During that meeting, the monsignor asked to speak to Mervyn jnr alone. "He told me I was lying and said I better tell the truth very quickly," Mervyn jnr recalled yesterday. He remembered the monsignor said: "Stop your lies, stop telling your lies."

"It was really fierce, really savage. I was terrified. But I said, 'I'm not telling lies'. And I wasn't. And that's what today means. It means that, finally, they have to admit that I was never telling lies, that all I ever told was the truth, just me, a 10-year-old child against all those big priests.

"This [civil action] took seven years out of my life, and that's just this one court case. They fought us every inch of the way. They started by telling us they'd give €75,000; take it or leave it.

"But I was determined. I mean, my life was in bits. Would you take €75,000 for that? No way. So we kept on fighting. We knew it was important to get the documents, because of all the meetings my father had had with them back when I was a child. And when my solicitor got them, there it was in black and white - they knew all about the priest, they knew that he was at children before he ever came near Donnycarney and me.

"And even then they still fought us, even though they had known this all along. It's beyond belief, really, what they're prepared to do. They made me go though seven years of fighting to get to this point. They could have saved me all that.
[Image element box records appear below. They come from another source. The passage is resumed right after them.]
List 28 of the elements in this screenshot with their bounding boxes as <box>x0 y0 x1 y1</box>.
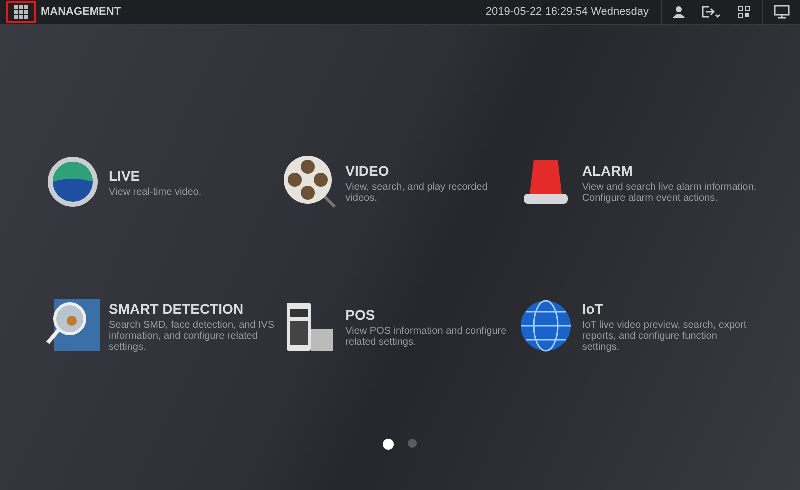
module-tile[interactable]: LIVE View real-time video. <box>45 155 282 209</box>
module-description: View POS information and configure related settings. <box>346 326 508 348</box>
module-description: View, search, and play recorded videos. <box>346 182 489 204</box>
film-reel-icon <box>282 155 337 209</box>
grid-icon <box>14 5 28 19</box>
siren-icon <box>522 158 570 206</box>
module-tile[interactable]: POS View POS information and configure related settings. <box>282 299 518 353</box>
module-title: POS <box>346 306 376 324</box>
globe-icon <box>520 300 572 352</box>
module-tile[interactable]: IoT IoT live video preview, search, export reports, and configure function settings. <box>518 299 755 353</box>
module-description: View and search live alarm information. Configure alarm event actions. <box>582 182 758 204</box>
module-description: IoT live video preview, search, export reports, and configure function settings. <box>582 320 748 353</box>
module-title: VIDEO <box>346 162 390 180</box>
magnifier-icon <box>46 299 100 353</box>
lens-icon <box>47 156 99 208</box>
monitor-icon[interactable] <box>774 5 790 19</box>
module-tile[interactable]: ALARM View and search live alarm information. Configure alarm event actions. <box>518 155 755 209</box>
module-tile[interactable]: SMART DETECTION Search SMD, face detection, and IVS information, and configure related settings. <box>45 299 282 353</box>
page-title: MANAGEMENT <box>41 4 122 20</box>
module-description: View real-time video. <box>109 187 203 198</box>
module-title: IoT <box>582 300 604 319</box>
module-title: ALARM <box>582 162 634 180</box>
apps-menu-button[interactable] <box>6 1 36 23</box>
module-title: SMART DETECTION <box>109 300 245 319</box>
module-tile[interactable]: VIDEO View, search, and play recorded videos. <box>282 155 518 209</box>
module-title: LIVE <box>109 167 142 186</box>
module-description: Search SMD, face detection, and IVS information, and configure related settings. <box>109 320 276 353</box>
date-time: 2019-05-22 16:29:54 Wednesday <box>486 4 649 20</box>
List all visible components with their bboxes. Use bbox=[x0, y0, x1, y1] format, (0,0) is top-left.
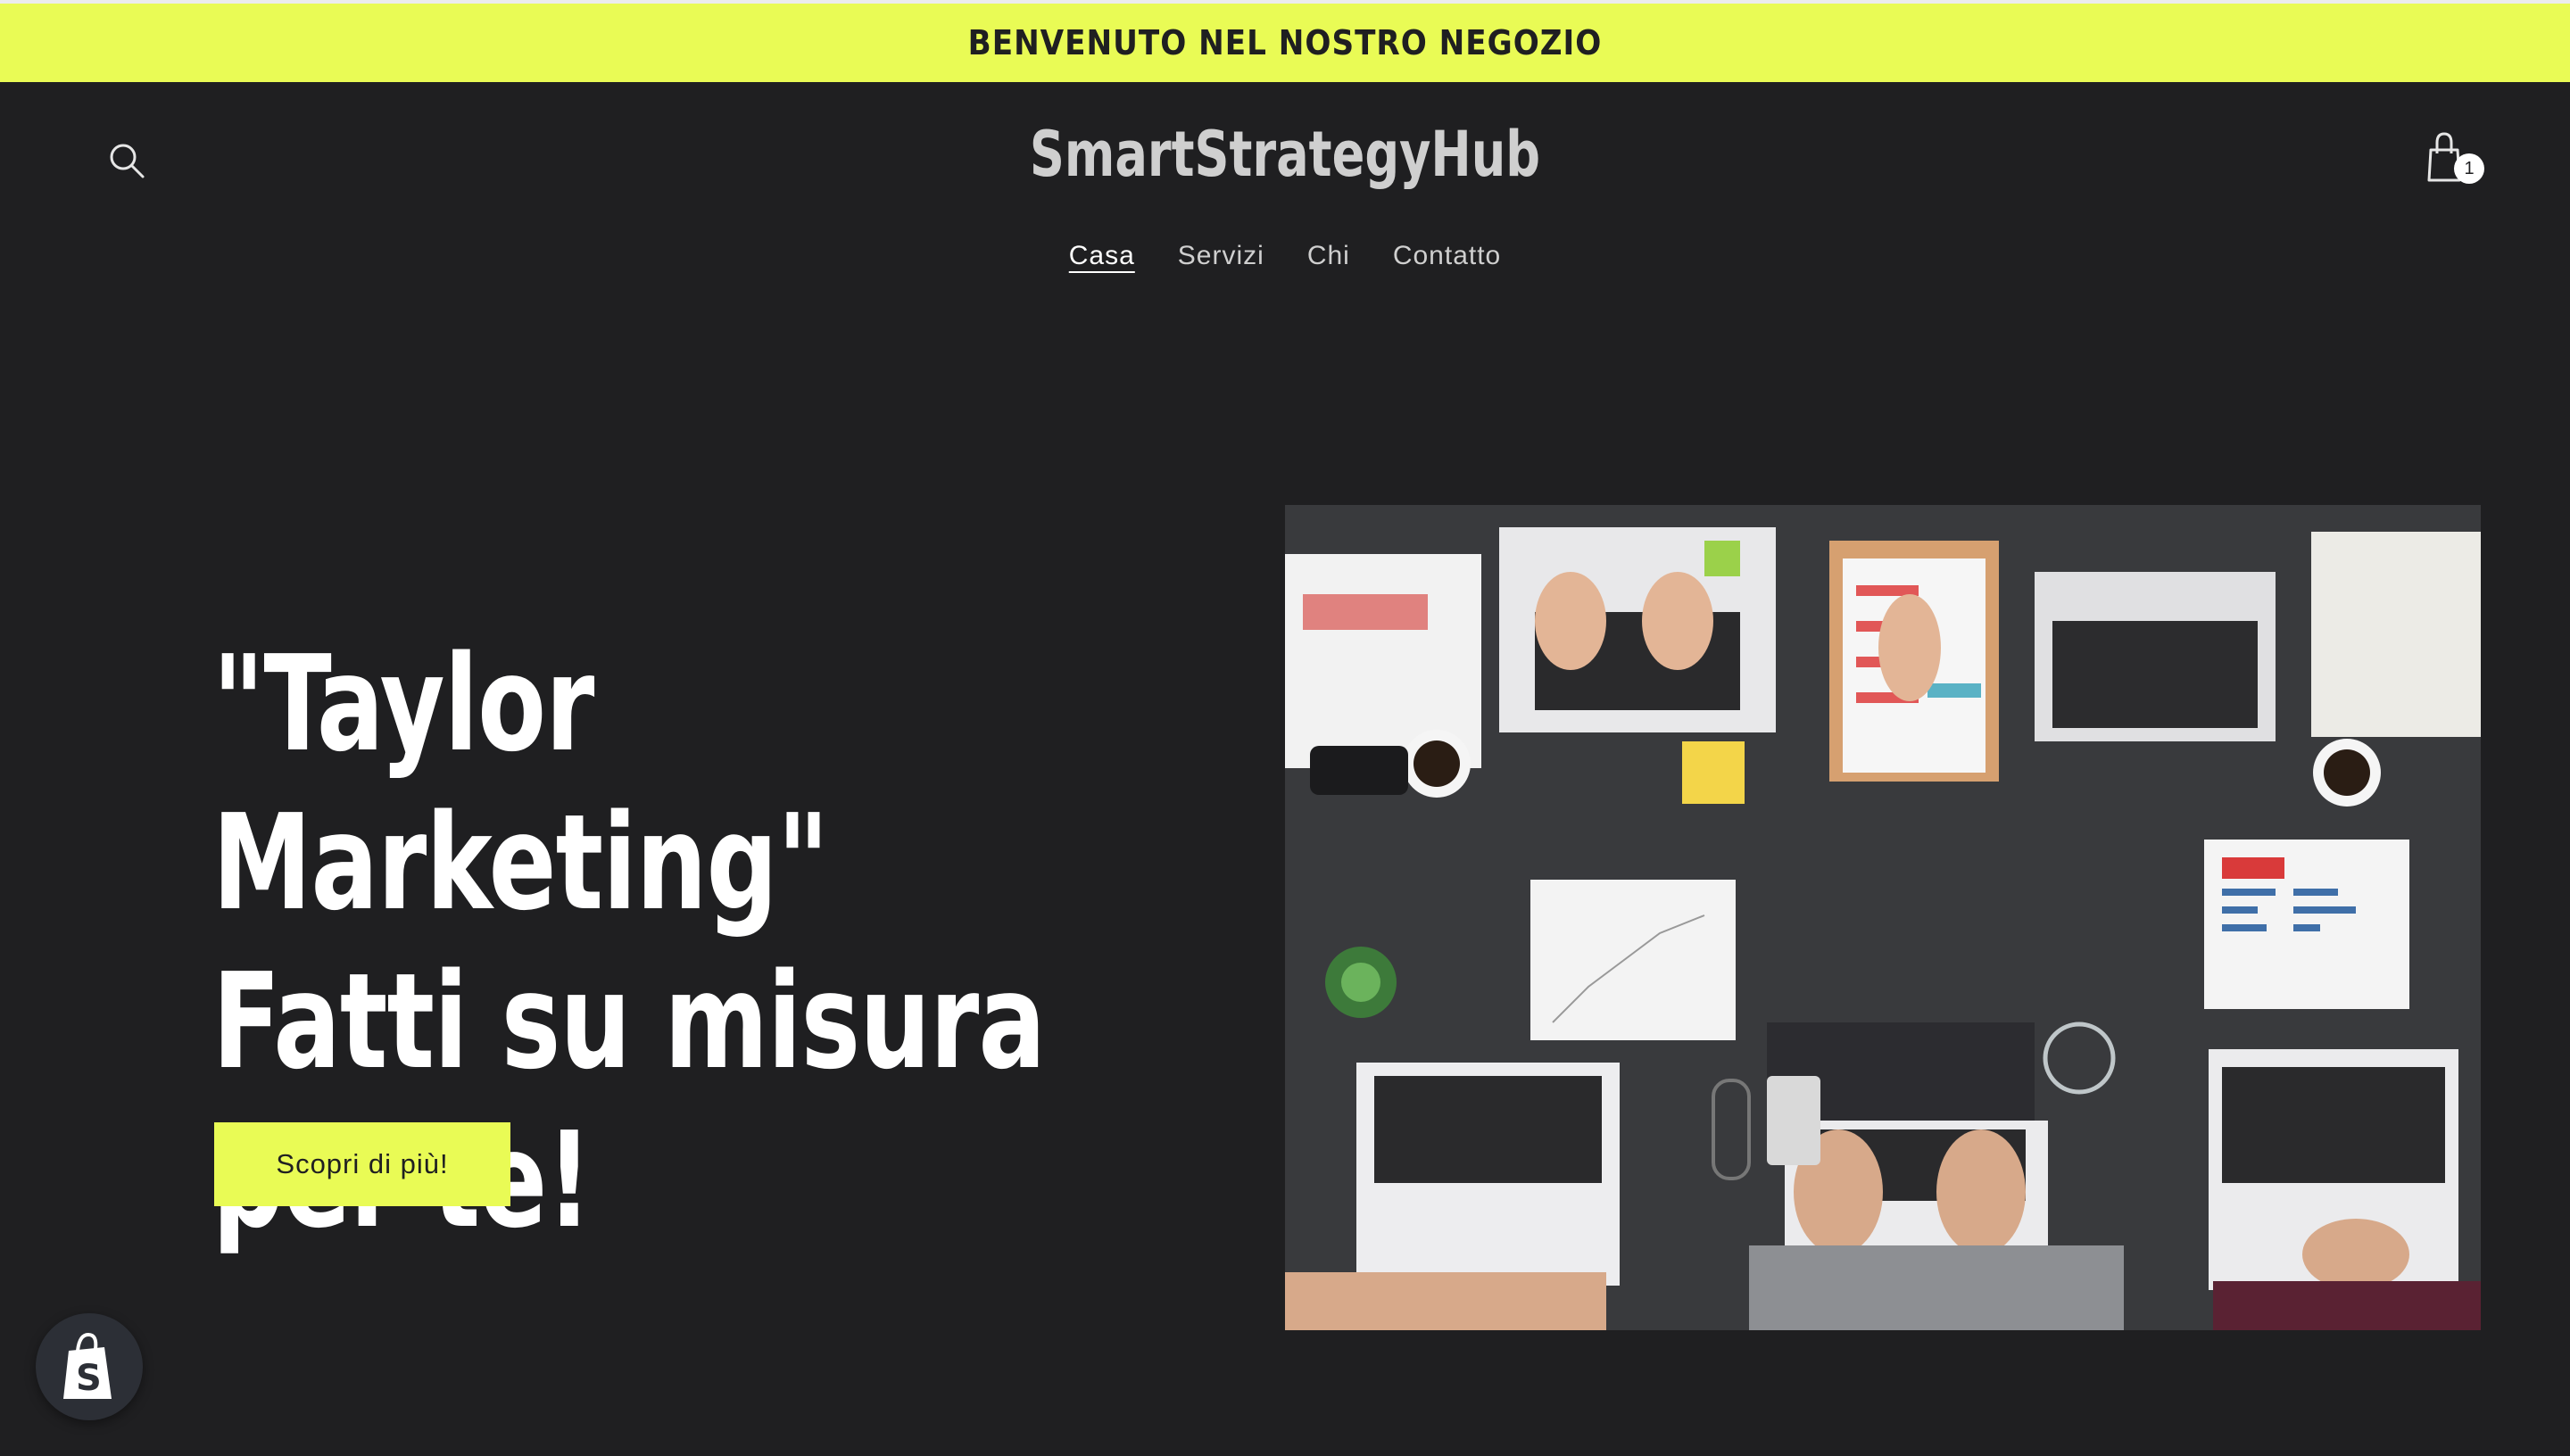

"One of the things that really hurts me is what they did to my parents. Both of them were very active in the parish. It was my father's proudest day when he was made a Minister of the Eucharist. And then all this happened, and when my father went and told them at the archbishop's palace about me being abused by Naughton, everything changed.

"My parents were shut out in the cold by the priests in the parish. They didn't want to know my parents anymore; they cut them dead. That was just vicious.

"And all that happened just because my parents stuck by me and tried to do something about the priest. And then they put that same priest back into another parish and he abused more children. It's incredible."

Ms Rundle remembered how Mervyn "just cried and cried" after their meeting with Cardinal Connell in 1995. Mr Rundle, then 19, had become aware that other boys had been abused since he first reported the abuse to Church authorities in 1985. "He cried so much because he felt guilty about the abuse of the others."

As for herself, she had lost her faith because of how the Church has dealt with her family.

Mr Rundle hoped "that what we've done here with this case will help other people like me. When Naughton went to jail [in 1998] I went on the radio, and as a result of that six more people who had been abused by him as children came forward. I was really proud of that, that I'd helped six people who all probably thought that they were the only one."